I've been asked about Barbadian culture and how it relates to African, European, and American cultures.
Redemption in Indigo was rejected by a publisher for not being 'Caribbean enough.' I discovered that a library in the US has chosen to catalogue
Redemption in Indigo as African-American fiction.
Those three things are connected. Let me start with a story.
Once upon a time I was in Scotland — Glasgow, to be precise — attending a Celtic Connections workshop, learning to sing Gaelic songs (no previous knowledge of Gaelic required). Among the participants was a couple dressed in some neo-Romantic, eighteenth-century Scottish fashion. He — dark-haired, ruddy-cheeked, kilted; she — pre-Raphaelite, ethereal, lacy. I was sure I'd already seen them at a ceilidh, similarly attired and dancing with great competence and charm.
Deep in concentration as I sang the unfamiliar sounds, I began to lean towards them discreetly, hoping to overhear the correct pronunciation of the lyrics. A faint shadow fell over my songsheet. I glanced up to discover that the Authentic Scotsman was... leaning towards me discreetly, trying to hear my pronunciation. We caught each other at it and began to laugh.
'I thought you spoke Gaelic,' I admitted.
'No, we don't,' he replied, 'and we thought you knew the song.'
I've learned since then to always take 'authenticity' with a grain of salt.
Is Redemption in Indigo an authentic Caribbean story? Could be. I live here. I've filled it with what seems like everyday life to me. Still, it's not set in the Caribbean, nor anywhere on Earth, for that matter. Is it an authentic African story? Harder to say. Was Leo Frobenius, the German ethnologist who recorded the story in the 1920s, a reliable chronicler? I haven't done sufficient research to answer that one way or another. The story was filtered through him and his worldview, and now it is filtered through me and mine.

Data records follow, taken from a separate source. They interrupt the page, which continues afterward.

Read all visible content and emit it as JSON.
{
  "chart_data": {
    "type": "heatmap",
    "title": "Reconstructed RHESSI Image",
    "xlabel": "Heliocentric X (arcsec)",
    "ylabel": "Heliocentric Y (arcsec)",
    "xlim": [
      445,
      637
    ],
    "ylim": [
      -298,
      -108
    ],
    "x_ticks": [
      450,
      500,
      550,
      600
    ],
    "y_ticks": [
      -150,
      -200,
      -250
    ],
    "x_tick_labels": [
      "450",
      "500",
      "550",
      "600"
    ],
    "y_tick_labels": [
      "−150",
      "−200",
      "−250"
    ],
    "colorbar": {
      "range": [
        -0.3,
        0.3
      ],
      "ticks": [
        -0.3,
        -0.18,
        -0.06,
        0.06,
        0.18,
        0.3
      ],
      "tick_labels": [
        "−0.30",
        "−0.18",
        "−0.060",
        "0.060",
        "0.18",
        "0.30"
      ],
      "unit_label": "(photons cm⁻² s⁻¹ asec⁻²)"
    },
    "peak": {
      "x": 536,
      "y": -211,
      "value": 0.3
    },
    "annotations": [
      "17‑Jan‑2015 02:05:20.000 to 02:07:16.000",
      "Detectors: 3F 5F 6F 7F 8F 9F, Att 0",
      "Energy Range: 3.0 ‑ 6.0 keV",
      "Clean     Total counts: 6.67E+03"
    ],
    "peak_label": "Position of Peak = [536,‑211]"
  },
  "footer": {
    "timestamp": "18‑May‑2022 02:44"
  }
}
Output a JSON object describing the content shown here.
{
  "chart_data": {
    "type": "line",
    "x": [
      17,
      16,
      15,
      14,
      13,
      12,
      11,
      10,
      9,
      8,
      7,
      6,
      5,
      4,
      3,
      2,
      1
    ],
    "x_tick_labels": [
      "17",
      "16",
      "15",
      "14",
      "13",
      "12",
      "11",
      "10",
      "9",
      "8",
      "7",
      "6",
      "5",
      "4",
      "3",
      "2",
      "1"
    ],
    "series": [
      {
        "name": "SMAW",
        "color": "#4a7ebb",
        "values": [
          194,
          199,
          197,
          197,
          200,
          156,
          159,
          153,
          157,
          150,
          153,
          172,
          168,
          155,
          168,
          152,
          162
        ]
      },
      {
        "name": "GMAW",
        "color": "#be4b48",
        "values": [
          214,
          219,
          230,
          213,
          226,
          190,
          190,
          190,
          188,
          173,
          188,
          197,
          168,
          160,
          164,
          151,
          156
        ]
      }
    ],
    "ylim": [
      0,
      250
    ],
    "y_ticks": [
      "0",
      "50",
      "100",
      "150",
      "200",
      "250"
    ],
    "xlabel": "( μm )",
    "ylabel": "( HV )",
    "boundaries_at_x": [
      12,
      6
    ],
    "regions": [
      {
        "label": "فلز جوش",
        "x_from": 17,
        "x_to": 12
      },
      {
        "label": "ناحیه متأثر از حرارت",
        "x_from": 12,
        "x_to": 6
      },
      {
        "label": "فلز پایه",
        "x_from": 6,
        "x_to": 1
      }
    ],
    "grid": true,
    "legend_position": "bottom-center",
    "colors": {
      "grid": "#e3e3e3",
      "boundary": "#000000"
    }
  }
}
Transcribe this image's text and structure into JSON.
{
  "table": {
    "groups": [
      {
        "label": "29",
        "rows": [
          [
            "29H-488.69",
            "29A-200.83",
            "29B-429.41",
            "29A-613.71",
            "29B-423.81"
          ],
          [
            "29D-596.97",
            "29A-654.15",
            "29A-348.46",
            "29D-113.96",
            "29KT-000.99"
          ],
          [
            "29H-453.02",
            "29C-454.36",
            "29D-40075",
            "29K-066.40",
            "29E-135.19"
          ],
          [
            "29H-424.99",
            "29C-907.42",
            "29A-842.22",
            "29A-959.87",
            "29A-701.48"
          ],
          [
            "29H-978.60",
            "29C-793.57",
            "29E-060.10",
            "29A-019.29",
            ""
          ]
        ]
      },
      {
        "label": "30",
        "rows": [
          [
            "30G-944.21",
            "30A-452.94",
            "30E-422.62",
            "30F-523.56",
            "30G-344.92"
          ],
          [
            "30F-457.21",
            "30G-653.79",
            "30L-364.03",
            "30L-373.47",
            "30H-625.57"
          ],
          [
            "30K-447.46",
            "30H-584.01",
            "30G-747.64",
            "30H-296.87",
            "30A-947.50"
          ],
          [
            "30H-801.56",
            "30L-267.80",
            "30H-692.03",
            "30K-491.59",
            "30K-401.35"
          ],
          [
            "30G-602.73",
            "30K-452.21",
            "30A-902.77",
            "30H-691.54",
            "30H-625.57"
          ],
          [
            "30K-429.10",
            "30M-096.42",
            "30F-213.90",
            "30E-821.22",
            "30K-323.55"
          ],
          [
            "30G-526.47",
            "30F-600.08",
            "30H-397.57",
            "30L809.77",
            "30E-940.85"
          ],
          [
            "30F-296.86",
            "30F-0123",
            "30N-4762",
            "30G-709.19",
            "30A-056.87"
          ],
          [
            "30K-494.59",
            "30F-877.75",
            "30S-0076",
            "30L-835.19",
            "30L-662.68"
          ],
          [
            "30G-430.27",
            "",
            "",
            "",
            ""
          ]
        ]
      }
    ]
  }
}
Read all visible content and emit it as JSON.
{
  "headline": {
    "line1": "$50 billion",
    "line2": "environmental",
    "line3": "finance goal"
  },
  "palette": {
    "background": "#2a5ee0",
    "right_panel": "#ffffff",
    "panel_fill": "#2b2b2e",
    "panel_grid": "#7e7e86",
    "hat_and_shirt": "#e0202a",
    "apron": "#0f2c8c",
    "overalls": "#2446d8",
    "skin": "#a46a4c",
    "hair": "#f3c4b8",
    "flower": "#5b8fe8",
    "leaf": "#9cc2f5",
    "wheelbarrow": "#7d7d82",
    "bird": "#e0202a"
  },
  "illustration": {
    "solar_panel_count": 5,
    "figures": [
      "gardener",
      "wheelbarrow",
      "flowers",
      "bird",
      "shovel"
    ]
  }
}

The African folktale is at the core and the Caribbean influence is widespread, but there's more. The majority of the novel is fantasy. That's the fun of writing speculative fiction. You get to create entire worlds. The Caribbean is a good base for that. Africa, the Americas, Asia and Europe meet and mingle here. You can 'borrow' something from the culture and traditions of a friend or relative: fashion, cuisine, mythology, language, or music. You can't help but reveal much of your own creolised, blended culture and traditions.
Travelling builds on that base. My Glasgow experience was doubly rich because the city is Scottish and international and not afraid to mix and match (haggis and pasta at an Italian restaurant, Latin dance classes at a downtown pub). Oxford is literary heaven, English and global. There I found Frobenius's works with the original folktale at Rhodes House Library (sorry, the Bodleian Library of Commonwealth and African Studies at Rhodes House). I went to the Eagle and Child and raised a glass to Lewis and Tolkien.
I'm neither a literary critic nor an anthropologist, so I can't tell you what culture is authentically represented by my novel. Redemption in Indigo is authentically me. It is where my ancestors came from (might be three continents there), where I am now, where I've been, who I've made friends with, and what I've read. Accept no substitutes.